Governor Mark Gordon expressed his gratitude to Secretary of the Interior David Bernhardt after the Secretary intervened to call off a planned mountain goat culling through aerial gunning in Grand Teton National Park. The culling was scheduled to begin last Friday.
Bernhardt’s order to “stand down” came in a phone call to Gopaul Noojibail, acting Grand Teton Park superintendent late Friday. The call was made after Governor Gordon shared with Bernhardt a strongly-worded letter sent to Noojibail Friday afternoon. In the letter the Governor criticized the Park Service’s choice to “act unilaterally aerially executing mountain goats over the State of Wyoming’s objections.”
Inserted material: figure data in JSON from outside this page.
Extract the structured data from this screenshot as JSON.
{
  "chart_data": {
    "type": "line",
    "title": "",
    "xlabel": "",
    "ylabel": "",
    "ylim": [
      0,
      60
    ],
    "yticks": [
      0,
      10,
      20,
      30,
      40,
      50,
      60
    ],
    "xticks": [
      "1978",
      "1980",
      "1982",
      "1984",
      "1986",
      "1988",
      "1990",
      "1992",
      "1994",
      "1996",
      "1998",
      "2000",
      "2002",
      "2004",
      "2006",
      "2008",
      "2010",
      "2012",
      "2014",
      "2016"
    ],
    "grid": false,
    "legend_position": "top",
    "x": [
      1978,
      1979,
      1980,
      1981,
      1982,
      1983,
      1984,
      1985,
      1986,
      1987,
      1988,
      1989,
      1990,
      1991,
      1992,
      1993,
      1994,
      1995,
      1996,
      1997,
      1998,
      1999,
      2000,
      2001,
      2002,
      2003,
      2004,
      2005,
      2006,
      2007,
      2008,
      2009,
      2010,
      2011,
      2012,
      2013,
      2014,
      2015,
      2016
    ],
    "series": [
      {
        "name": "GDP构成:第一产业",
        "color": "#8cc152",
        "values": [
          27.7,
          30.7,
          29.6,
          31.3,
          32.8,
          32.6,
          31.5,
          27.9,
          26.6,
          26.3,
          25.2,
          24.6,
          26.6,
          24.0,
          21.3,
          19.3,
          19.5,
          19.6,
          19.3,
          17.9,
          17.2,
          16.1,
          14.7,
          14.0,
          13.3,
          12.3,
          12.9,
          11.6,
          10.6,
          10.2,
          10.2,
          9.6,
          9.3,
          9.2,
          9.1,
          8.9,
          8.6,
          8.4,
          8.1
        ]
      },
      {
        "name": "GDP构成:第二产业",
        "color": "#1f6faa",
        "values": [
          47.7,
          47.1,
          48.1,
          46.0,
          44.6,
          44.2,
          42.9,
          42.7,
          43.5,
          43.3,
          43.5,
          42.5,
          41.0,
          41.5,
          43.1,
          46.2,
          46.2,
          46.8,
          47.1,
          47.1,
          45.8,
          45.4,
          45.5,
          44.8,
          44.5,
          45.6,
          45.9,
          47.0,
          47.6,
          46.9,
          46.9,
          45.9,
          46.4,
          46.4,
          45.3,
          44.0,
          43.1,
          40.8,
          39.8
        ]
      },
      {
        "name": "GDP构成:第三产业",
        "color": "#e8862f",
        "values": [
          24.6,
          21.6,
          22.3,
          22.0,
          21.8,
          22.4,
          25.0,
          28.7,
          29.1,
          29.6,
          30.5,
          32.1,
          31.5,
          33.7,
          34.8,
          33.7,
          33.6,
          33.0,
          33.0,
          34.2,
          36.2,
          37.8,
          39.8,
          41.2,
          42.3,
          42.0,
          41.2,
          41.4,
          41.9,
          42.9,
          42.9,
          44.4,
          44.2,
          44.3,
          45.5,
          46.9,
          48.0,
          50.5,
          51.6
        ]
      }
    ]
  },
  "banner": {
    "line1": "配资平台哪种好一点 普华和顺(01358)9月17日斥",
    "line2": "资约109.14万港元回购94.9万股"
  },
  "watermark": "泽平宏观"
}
“I appreciate the excellent working relationship we have with Secretary Bernhardt and that he is willing to discuss this issue in more detail without the pressure of ongoing aerial hunting,” Governor Gordon said. “I look forward to a more fruitful conversation about better ways to address this issue in a more cooperative manner.”
The aerial gunning operation targeted a population of mountain goats that potentially pose a threat of spreading disease to the native bighorn sheep population and compete with the sheep for habitat.
The Wyoming Game and Fish Commission passed a resolution last month condemning the use of aerial gunning to remove mountain goats from the Targhee herd and urged Grand Teton to use skilled volunteers as the removal method. In a letter dated Jan. 28, 2019, the Department formally recommended the Park use skilled volunteers for mountain goat removal. Wyoming Game and Fish Director Brian Nesvik also made a third request to stop the plan on Friday, citing public disapproval.
“We remain prepared to work with Grand Teton to meet their management objectives using methods that align with the value Wyoming people have for wildlife,” Nesvik said.